C’è una campagna elettorale ufficiale e una sotterranea. La prima si svolge alla luce del sole, la seconda si sta definendo nell’ombra, tra incontri riservati fuori città e intensi scambi whattsapp. Nella seconda, si muovono da protagonisti una signora per la quale le elezioni di giugno rappresentano una questione di vita e di morte, in cui sono in ballo prospettive personali e di carriera di importanza centrale e un giovin signore figlio d’arte che ha capito tutto delle logiche della politica ed è intenzionato a massimizzare personalmente l’attivismo movimentista nel quale sono coinvolte menti brillanti di quella generazione di trentenni che per fortuna esiste ed è vitale. Resta da capire se in quel gruppo tutti, qualcuno o nessuno abbiano ben chiaro e condividano il lucidissimo progetto di potere personale che il leader-figlio d’arte-americano del Kansas sta perseguendo con lucida determinazione. Pianificato con largo anticipo e dissimulato dietro il polverone emotivo dei “giovani che finalmente si interessano di politica”, il piano prevede di valorizzare il movimento per arrivare prima o poi (meglio prima) a ricoprire qualche prestigioso incarico ai vertici di istituzioni culturali, partendo dall’Opera del duomo (il cui debolissimo presidente targato Pd mantiene pro tempore la poltrona in virtù di un accordo spartitorio suggellato dalla signora in questione), ma puntando ad enti culturali molto più importanti.
Un ambizioso e legittimo piano di ascesa personale che, per essere portato a termine, necessita del supporto di un movimento politico capillare, meglio se presente nelle istituzioni.
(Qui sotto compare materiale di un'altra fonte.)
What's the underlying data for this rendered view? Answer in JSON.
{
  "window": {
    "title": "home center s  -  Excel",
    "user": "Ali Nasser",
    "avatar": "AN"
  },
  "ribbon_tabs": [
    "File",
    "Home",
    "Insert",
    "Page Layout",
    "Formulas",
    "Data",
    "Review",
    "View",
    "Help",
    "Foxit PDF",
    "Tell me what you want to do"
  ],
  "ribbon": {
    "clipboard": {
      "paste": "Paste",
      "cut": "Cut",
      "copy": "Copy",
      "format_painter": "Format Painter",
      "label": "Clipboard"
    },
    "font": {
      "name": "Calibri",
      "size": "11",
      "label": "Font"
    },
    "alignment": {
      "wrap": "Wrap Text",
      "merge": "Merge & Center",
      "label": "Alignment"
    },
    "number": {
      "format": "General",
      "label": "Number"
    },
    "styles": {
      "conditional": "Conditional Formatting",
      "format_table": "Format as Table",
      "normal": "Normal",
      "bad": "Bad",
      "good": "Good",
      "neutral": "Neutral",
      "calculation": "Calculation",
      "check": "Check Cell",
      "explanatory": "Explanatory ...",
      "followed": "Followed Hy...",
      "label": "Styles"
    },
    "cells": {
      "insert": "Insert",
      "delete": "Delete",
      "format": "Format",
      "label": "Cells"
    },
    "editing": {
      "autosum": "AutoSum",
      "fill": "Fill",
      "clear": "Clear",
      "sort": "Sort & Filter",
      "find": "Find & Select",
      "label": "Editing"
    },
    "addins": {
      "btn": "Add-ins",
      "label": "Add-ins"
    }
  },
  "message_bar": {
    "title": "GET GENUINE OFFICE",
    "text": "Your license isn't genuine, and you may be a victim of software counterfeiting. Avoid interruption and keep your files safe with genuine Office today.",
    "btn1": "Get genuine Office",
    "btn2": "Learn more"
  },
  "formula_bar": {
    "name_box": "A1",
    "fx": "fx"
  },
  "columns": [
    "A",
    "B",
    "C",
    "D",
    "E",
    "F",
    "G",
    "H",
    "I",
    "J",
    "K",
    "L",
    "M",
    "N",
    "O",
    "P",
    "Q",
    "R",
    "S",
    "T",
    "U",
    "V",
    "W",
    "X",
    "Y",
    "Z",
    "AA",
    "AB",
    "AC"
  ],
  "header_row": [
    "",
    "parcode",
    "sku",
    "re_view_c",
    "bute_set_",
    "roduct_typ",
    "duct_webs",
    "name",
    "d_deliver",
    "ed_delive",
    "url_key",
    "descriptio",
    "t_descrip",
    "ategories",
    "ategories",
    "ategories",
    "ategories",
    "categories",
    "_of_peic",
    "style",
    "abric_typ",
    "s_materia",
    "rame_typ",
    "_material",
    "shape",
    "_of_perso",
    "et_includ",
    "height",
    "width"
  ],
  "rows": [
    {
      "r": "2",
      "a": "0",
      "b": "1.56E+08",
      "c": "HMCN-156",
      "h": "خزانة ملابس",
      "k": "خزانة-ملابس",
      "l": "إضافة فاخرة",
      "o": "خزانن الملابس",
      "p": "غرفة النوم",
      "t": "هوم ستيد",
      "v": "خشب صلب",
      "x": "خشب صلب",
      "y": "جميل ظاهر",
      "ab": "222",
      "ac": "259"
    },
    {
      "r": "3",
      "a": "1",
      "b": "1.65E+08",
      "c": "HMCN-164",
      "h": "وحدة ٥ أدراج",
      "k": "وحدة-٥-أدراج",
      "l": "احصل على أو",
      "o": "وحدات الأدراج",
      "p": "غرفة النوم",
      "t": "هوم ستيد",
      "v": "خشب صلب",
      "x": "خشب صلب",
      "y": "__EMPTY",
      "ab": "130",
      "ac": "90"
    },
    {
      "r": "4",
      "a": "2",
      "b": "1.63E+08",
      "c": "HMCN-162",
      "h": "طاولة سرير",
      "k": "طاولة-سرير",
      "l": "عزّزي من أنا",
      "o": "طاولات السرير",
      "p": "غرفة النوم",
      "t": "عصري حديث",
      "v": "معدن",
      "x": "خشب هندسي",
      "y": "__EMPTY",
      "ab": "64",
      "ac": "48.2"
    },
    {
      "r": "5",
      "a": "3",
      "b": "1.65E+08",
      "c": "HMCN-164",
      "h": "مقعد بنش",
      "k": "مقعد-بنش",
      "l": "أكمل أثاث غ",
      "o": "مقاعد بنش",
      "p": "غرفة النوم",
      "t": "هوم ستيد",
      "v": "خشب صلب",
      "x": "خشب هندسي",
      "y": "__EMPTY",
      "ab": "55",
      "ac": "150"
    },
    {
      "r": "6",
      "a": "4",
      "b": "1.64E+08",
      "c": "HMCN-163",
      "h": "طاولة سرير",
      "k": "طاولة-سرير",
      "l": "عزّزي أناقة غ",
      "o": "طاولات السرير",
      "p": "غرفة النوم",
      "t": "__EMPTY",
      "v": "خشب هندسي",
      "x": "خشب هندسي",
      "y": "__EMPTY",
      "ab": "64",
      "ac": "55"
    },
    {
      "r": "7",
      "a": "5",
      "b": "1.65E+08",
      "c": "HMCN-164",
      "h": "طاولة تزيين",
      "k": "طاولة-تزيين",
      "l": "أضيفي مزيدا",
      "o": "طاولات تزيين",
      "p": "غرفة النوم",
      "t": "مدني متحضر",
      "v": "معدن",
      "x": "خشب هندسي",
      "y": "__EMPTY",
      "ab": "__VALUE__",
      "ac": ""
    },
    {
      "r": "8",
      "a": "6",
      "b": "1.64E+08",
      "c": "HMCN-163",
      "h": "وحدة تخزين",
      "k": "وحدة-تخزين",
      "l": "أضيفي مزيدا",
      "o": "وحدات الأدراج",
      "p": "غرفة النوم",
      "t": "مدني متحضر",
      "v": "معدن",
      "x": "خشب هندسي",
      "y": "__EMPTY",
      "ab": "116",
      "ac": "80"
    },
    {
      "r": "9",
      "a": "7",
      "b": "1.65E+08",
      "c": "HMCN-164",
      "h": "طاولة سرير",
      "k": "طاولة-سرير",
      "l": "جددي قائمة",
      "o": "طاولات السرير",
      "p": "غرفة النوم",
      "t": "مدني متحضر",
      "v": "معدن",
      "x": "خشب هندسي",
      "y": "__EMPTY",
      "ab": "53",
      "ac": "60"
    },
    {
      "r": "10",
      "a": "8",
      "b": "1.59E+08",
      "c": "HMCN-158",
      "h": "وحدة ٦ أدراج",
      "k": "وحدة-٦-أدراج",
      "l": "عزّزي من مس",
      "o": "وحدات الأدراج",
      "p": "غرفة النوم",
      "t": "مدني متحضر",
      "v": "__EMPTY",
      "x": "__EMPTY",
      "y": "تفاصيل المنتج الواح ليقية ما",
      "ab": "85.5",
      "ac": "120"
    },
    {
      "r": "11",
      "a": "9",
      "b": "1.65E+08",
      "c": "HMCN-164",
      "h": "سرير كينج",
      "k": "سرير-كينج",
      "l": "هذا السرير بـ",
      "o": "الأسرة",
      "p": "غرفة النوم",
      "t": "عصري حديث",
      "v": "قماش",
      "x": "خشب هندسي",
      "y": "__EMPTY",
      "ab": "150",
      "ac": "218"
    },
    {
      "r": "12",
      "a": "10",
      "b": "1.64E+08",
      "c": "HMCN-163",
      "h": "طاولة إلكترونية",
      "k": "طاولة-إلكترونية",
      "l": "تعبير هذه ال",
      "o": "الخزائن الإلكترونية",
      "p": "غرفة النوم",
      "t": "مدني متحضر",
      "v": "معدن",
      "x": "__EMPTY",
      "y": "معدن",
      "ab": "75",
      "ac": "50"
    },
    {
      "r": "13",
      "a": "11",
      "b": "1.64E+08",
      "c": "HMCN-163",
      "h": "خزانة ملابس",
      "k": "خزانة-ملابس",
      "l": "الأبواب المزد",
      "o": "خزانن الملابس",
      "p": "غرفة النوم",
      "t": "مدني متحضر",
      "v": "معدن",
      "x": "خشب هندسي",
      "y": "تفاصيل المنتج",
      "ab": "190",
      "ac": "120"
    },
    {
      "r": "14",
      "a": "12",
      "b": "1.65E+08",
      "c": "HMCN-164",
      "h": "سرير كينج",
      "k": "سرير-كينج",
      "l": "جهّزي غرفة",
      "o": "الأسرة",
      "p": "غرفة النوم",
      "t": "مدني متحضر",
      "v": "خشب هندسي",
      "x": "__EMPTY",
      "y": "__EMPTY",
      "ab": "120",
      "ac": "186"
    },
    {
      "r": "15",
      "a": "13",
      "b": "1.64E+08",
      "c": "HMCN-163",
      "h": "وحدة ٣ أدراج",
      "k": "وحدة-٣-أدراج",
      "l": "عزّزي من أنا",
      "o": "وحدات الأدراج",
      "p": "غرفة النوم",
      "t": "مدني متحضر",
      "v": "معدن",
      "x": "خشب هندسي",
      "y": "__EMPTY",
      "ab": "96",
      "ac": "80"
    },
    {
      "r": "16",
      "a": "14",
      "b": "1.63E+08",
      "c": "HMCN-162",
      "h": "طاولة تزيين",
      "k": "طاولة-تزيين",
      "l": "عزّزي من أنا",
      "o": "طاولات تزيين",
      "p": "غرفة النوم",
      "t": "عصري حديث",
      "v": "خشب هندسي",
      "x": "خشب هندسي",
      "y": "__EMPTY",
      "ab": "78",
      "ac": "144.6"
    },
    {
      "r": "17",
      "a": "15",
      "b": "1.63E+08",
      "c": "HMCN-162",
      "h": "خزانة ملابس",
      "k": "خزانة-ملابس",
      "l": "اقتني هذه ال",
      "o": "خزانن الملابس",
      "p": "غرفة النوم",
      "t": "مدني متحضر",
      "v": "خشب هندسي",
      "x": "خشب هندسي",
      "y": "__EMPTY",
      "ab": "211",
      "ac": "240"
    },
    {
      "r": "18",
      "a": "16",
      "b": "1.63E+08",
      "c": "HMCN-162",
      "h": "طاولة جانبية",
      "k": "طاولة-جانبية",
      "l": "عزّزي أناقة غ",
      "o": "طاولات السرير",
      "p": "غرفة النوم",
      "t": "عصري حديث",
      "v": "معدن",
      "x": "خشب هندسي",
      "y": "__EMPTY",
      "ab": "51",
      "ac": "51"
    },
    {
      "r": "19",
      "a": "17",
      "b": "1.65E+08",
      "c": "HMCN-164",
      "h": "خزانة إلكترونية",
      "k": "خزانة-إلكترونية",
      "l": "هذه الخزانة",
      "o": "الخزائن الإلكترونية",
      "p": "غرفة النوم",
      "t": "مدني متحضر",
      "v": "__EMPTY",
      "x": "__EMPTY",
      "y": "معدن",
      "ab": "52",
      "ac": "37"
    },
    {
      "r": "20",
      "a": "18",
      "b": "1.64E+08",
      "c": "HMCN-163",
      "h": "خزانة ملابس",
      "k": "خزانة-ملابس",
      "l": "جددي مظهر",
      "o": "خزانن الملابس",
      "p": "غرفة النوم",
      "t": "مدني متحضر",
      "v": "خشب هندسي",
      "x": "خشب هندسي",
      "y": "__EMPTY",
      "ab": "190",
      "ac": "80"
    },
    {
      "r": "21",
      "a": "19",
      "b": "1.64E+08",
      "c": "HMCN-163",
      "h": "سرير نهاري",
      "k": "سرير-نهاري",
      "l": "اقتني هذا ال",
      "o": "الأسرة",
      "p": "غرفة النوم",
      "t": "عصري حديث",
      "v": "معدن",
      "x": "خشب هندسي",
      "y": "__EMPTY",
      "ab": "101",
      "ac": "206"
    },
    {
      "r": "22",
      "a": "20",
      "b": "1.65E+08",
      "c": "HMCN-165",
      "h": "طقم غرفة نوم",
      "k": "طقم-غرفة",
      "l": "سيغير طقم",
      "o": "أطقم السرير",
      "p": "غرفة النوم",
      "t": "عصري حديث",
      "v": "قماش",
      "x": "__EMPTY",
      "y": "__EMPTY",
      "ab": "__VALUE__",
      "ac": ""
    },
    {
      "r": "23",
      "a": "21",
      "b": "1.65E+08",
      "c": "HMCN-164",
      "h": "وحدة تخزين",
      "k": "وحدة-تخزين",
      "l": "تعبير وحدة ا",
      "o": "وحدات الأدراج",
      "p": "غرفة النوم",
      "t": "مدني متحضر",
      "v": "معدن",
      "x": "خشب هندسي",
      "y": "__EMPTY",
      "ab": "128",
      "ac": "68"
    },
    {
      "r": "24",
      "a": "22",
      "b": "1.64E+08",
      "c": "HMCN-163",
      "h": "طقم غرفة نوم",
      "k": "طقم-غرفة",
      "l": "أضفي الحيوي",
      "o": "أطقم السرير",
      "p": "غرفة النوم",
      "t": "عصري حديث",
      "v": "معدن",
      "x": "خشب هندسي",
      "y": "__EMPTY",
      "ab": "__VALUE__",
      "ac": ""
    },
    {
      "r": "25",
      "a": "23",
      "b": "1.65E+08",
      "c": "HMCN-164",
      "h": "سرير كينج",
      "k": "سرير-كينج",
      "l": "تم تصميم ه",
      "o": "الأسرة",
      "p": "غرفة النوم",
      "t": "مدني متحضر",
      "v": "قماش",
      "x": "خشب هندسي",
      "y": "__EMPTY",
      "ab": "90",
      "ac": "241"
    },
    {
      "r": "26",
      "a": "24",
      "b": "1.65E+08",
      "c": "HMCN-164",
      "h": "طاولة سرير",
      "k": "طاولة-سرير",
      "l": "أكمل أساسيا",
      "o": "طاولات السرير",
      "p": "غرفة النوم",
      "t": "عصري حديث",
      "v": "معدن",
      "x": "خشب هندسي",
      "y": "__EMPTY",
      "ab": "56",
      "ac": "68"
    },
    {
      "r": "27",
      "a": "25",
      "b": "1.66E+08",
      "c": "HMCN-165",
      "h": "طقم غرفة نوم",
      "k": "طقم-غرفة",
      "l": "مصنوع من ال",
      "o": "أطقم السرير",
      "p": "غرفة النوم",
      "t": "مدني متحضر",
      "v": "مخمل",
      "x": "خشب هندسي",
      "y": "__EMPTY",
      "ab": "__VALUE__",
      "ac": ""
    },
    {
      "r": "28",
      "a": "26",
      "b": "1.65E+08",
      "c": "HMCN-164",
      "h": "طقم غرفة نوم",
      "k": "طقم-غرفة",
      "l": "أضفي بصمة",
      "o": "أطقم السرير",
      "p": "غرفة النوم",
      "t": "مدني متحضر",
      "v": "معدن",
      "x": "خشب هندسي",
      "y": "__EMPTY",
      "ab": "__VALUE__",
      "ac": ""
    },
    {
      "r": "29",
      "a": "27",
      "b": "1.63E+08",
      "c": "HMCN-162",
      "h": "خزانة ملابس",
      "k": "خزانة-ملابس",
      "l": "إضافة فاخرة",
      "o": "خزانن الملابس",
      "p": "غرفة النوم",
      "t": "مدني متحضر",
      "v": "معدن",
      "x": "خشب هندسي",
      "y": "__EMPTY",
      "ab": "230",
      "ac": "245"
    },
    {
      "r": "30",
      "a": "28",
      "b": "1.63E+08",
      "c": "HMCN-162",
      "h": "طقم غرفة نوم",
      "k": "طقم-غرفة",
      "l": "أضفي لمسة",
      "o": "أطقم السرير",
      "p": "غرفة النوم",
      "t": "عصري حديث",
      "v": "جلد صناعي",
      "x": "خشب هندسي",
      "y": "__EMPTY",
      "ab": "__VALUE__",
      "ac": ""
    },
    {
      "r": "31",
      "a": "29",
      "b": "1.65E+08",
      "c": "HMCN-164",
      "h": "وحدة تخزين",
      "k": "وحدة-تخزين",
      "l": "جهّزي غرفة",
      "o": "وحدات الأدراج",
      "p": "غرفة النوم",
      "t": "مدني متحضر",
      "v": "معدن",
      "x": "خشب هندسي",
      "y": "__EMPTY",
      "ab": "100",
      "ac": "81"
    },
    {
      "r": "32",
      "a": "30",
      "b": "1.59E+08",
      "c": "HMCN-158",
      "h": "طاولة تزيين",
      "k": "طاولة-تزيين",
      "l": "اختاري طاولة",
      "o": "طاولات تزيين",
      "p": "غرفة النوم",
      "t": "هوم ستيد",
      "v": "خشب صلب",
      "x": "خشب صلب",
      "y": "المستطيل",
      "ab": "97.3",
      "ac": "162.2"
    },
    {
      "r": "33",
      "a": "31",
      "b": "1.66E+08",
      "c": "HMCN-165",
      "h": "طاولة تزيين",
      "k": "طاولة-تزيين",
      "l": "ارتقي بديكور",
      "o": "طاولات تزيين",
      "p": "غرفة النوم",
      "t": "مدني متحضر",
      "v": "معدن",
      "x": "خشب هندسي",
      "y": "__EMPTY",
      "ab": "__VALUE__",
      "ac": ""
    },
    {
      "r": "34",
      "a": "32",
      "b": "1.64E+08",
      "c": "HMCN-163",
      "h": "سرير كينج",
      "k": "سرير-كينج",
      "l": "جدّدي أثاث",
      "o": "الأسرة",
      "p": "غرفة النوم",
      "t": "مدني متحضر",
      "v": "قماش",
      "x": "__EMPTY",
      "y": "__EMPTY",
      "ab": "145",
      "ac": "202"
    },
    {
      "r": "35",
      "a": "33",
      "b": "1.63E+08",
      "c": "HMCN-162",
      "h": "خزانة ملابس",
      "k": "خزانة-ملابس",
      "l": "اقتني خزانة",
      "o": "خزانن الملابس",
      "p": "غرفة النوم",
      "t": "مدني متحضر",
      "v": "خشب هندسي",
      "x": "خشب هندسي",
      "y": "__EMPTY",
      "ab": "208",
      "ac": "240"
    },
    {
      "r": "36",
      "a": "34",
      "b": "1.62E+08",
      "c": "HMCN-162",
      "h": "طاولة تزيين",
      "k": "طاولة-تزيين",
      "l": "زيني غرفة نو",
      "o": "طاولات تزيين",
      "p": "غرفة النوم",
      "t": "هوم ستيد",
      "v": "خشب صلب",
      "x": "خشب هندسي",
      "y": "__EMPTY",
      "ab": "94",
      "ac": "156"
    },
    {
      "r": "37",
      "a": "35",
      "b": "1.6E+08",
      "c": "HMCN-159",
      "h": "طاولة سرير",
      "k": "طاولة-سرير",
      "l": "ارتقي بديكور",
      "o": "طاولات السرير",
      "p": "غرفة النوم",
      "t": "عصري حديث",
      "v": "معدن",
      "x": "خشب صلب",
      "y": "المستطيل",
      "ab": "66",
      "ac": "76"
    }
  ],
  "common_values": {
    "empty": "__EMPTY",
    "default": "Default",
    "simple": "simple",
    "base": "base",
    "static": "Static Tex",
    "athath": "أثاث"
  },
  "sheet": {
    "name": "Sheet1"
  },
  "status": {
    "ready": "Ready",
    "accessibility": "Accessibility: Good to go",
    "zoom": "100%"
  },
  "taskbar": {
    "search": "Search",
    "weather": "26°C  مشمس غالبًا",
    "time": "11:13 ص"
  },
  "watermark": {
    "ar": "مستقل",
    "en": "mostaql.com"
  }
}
Da qui la scelta di partecipare alle elezioni senza stringere alleanze elettorali pur sapendo di non aver alcuna possibilità di vittoria, ma con l’obiettivo anzi di diventare un soggetto politico con cui tutti dovranno fare i conti da giugno in poi, essendo alimentato da tanti ragazzi di talento e valore. Anche motivati dalla stessa intelligente spregiudicatezza? Chissà. Una sorta di “partito personale” le cui velleità di carriera individuale sono state subito accolte dalla signora i cui tailleur potrebbero tra pochi giorni non abbinarsi più alla fascia tricolore. Ai due è bastato pochissimo per intendersi in funzione del secondo turno elettorale. Lei del resto, la signora-asfalatrice, ha imbarcato tutti: socialisti di vecchio corso con qualche reticolo di consenso ancora in funzione, ex segretari del Pd con utili ramificazioni familiar-politiche, ex dissidenti rampanti di Forza Italia, ex militanti di estrema destra, desperate housewives e altri campioni di varia umanità. Tutti dentro senza andare per il sottile. L’importante è non essere costrette a cambiare vita proprio a luglio, con quel caldo che farà. Anche l’accordo fatto recentemente col sindaco di Terni Bandecchi per evitare una candidatura autonoma del suo movimento, con la promessa di sostenere alle regionali un loro uomo (pare vero) rientra in questa visione del non farsi sfuggire niente e nessuno, compresi gli accordi con le due o tre famiglie che qui contano sul serio.
La signora “pigliotutto” e il giovin signore temono ovviamente poco o niente un Pd più bollito che vivo, hanno paura solo del vero Ufo di questa campagna elettorale. Quella Roberta Palazzetti che ha rotto le uova nel paniere ad un centrodestra che già si sentiva la vittoria in tasca e che è l’unica ad avere il potenziale per sparigliare le carte, mandare per aria le cineserie interessate e semi clandestine di chi deve soprattutto trovare (o evitare di dover cercare) un lavoro. L’unica candidata capace di voltare pagina nella storia di una città indirizzata sul piano inclinato del declino e che rischia di finire governata e da giovin signori dall’ambizione sconfinata e in cerca d’autore e da signore pronte a tutto pur di non dover tornare nell’anonimato.